Here's Chomsky quoted in the article, from 1969:
> But it must be recognized that the notion of "probability of a sentence" is an entirely useless one, under any known interpretation of this term.
He was impressively early to the concept, but I think even those skeptical of the ultimate value of LLMs must agree that his position has aged terribly. That seems to have been a fundamental theoretical failing rather than the computational limits of the time, if he couldn't imagine any framework in which a novel sentence had probability other than zero.
I guess that position hasn't aged worse than his judgment of the Khmer Rouge (or Hugo Chavez, or Epstein, or ...) though. There's a cult of personality around Chomsky that's in no way justified by any scientific, political, or other achievements that I can see.
> novel sentence
The question then becomes on of actual novelty versus the learned joint probabilities of internalised sentences/phrases/etc.

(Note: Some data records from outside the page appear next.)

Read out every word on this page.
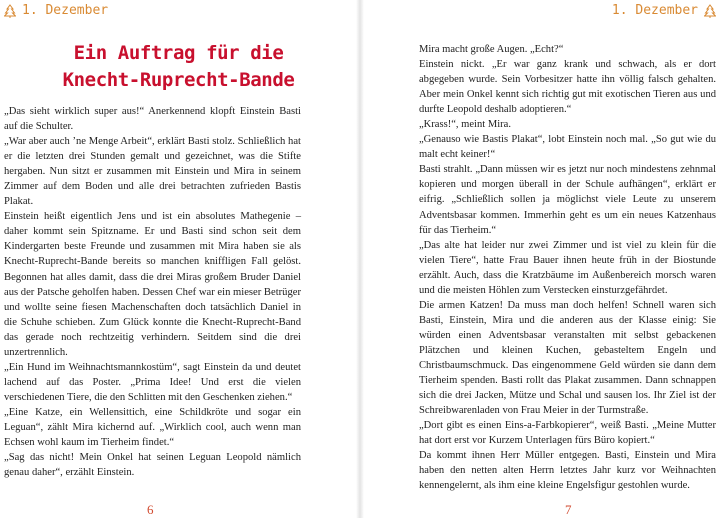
1. Dezember
Ein Auftrag für die
Knecht-Ruprecht-Bande

„Das sieht wirklich super aus!“ Anerkennend klopft Einstein Basti auf die Schulter.

„War aber auch ’ne Menge Arbeit“, erklärt Basti stolz. Schließlich hat er die letzten drei Stunden gemalt und gezeichnet, was die Stifte hergaben. Nun sitzt er zusammen mit Einstein und Mira in seinem Zimmer auf dem Boden und alle drei betrachten zufrieden Bastis Plakat.

Einstein heißt eigentlich Jens und ist ein absolutes Mathegenie – daher kommt sein Spitzname. Er und Basti sind schon seit dem Kindergarten beste Freunde und zusammen mit Mira haben sie als Knecht-Ruprecht-Bande bereits so manchen kniffligen Fall gelöst. Begonnen hat alles damit, dass die drei Miras großem Bruder Daniel aus der Patsche geholfen haben. Dessen Chef war ein mieser Betrüger und wollte seine fiesen Machenschaften doch tatsächlich Daniel in die Schuhe schieben. Zum Glück konnte die Knecht-Ruprecht-Band das gerade noch rechtzeitig verhindern. Seitdem sind die drei unzertrennlich.

„Ein Hund im Weihnachtsmannkostüm“, sagt Einstein da und deutet lachend auf das Poster. „Prima Idee! Und erst die vielen verschiedenen Tiere, die den Schlitten mit den Geschenken ziehen.“

„Eine Katze, ein Wellensittich, eine Schildkröte und sogar ein Leguan“, zählt Mira kichernd auf. „Wirklich cool, auch wenn man Echsen wohl kaum im Tierheim findet.“

„Sag das nicht! Mein Onkel hat seinen Leguan Leopold nämlich genau daher“, erzählt Einstein.

6
1. Dezember

Mira macht große Augen. „Echt?“

Einstein nickt. „Er war ganz krank und schwach, als er dort abgegeben wurde. Sein Vorbesitzer hatte ihn völlig falsch gehalten. Aber mein Onkel kennt sich richtig gut mit exotischen Tieren aus und durfte Leopold deshalb adoptieren.“

„Krass!“, meint Mira.

„Genauso wie Bastis Plakat“, lobt Einstein noch mal. „So gut wie du malt echt keiner!“

Basti strahlt. „Dann müssen wir es jetzt nur noch mindestens zehnmal kopieren und morgen überall in der Schule aufhängen“, erklärt er eifrig. „Schließlich sollen ja möglichst viele Leute zu unserem Adventsbasar kommen. Immerhin geht es um ein neues Katzenhaus für das Tierheim.“

„Das alte hat leider nur zwei Zimmer und ist viel zu klein für die vielen Tiere“, hatte Frau Bauer ihnen heute früh in der Biostunde erzählt. Auch, dass die Kratzbäume im Außenbereich morsch waren und die meisten Höhlen zum Verstecken einsturzgefährdet.

Die armen Katzen! Da muss man doch helfen! Schnell waren sich Basti, Einstein, Mira und die anderen aus der Klasse einig: Sie würden einen Adventsbasar veranstalten mit selbst gebackenen Plätzchen und kleinen Kuchen, gebasteltem Engeln und Christbaumschmuck. Das eingenommene Geld würden sie dann dem Tierheim spenden. Basti rollt das Plakat zusammen. Dann schnappen sich die drei Jacken, Mütze und Schal und sausen los. Ihr Ziel ist der Schreibwarenladen von Frau Meier in der Turmstraße.

„Dort gibt es einen Eins-a-Farbkopierer“, weiß Basti. „Meine Mutter hat dort erst vor Kurzem Unterlagen fürs Büro kopiert.“

Da kommt ihnen Herr Müller entgegen. Basti, Einstein und Mira haben den netten alten Herrn letztes Jahr kurz vor Weihnachten kennengelernt, als ihm eine kleine Engelsfigur gestohlen wurde.

7
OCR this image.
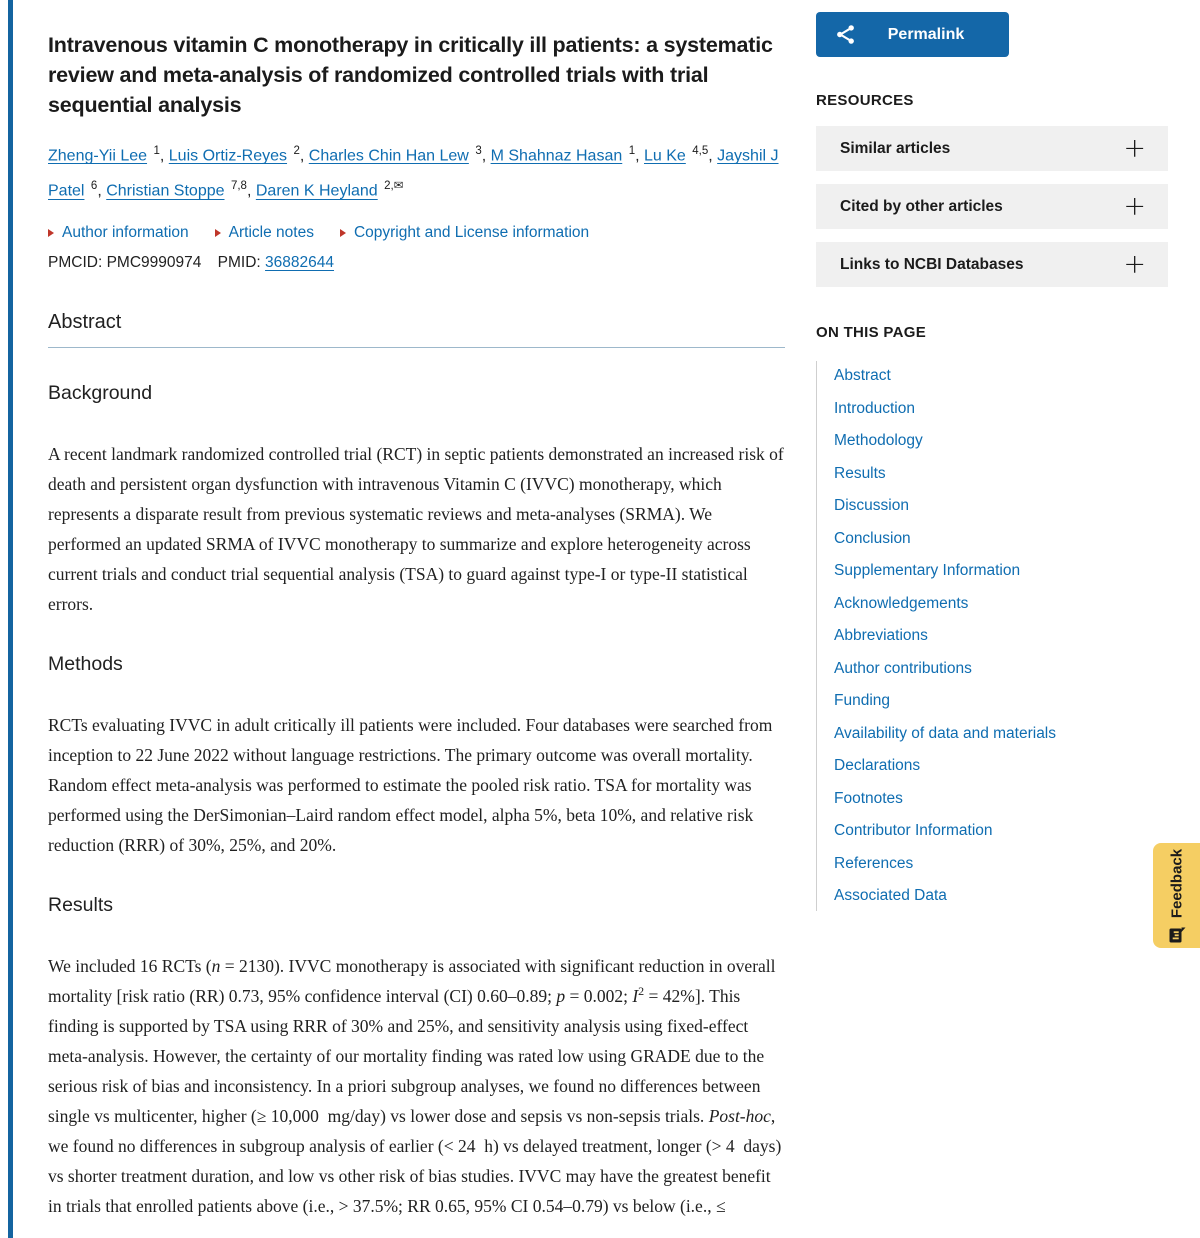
Intravenous vitamin C monotherapy in critically ill patients: a systematic review and meta-analysis of randomized controlled trials with trial sequential analysis

Zheng-Yii Lee $^1$, Luis Ortiz-Reyes $^2$, Charles Chin Han Lew $^3$, M Shahnaz Hasan $^1$, Lu Ke $^{4,5}$, Jayshil J Patel $^6$, Christian Stoppe $^{7,8}$, Daren K Heyland $^{2,✉}$

Author information	Article notes	Copyright and License information

PMCID: PMC9990974 PMID: 36882644

Abstract
Background

A recent landmark randomized controlled trial (RCT) in septic patients demonstrated an increased risk of death and persistent organ dysfunction with intravenous Vitamin C (IVVC) monotherapy, which represents a disparate result from previous systematic reviews and meta-analyses (SRMA). We performed an updated SRMA of IVVC monotherapy to summarize and explore heterogeneity across current trials and conduct trial sequential analysis (TSA) to guard against type-I or type-II statistical errors.

Methods

RCTs evaluating IVVC in adult critically ill patients were included. Four databases were searched from inception to 22 June 2022 without language restrictions. The primary outcome was overall mortality. Random effect meta-analysis was performed to estimate the pooled risk ratio. TSA for mortality was performed using the DerSimonian–Laird random effect model, alpha 5%, beta 10%, and relative risk reduction (RRR) of 30%, 25%, and 20%.

Results

We included 16 RCTs (n = 2130). IVVC monotherapy is associated with significant reduction in overall mortality [risk ratio (RR) 0.73, 95% confidence interval (CI) 0.60–0.89; p = 0.002; $I^2 = 42\%$]. This finding is supported by TSA using RRR of 30% and 25%, and sensitivity analysis using fixed-effect meta-analysis. However, the certainty of our mortality finding was rated low using GRADE due to the serious risk of bias and inconsistency. In a priori subgroup analyses, we found no differences between single vs multicenter, higher (≥ 10,000  mg/day) vs lower dose and sepsis vs non-sepsis trials. Post-hoc, we found no differences in subgroup analysis of earlier (< 24  h) vs delayed treatment, longer (> 4  days) vs shorter treatment duration, and low vs other risk of bias studies. IVVC may have the greatest benefit in trials that enrolled patients above (i.e., > 37.5%; RR 0.65, 95% CI 0.54–0.79) vs below (i.e., ≤

Permalink
RESOURCES
Similar articles	+
Cited by other articles	+
Links to NCBI Databases	+
ON THIS PAGE
Abstract
Introduction
Methodology
Results
Discussion
Conclusion
Supplementary Information
Acknowledgements
Abbreviations
Author contributions
Funding
Availability of data and materials
Declarations
Footnotes
Contributor Information
References
Associated Data	Feedback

Generation or regurgitation? Is there a difference to begin with..?
He did say 'any known' back in the year 1969 though, so judging it to today's knowns would still not be a justification to the idea's age.
wasn't his grammar classification revolutionary at the time ? it seems it influenced parsing theory later on
I agree that Chomsky's influence, especially in this century, has done more harm than good.
There's no point minimizing his intelligence and achievements, though.
His linguistics work (eg: grammars) is still relevant in computer science, and his cynical view of the West has merit in moderation.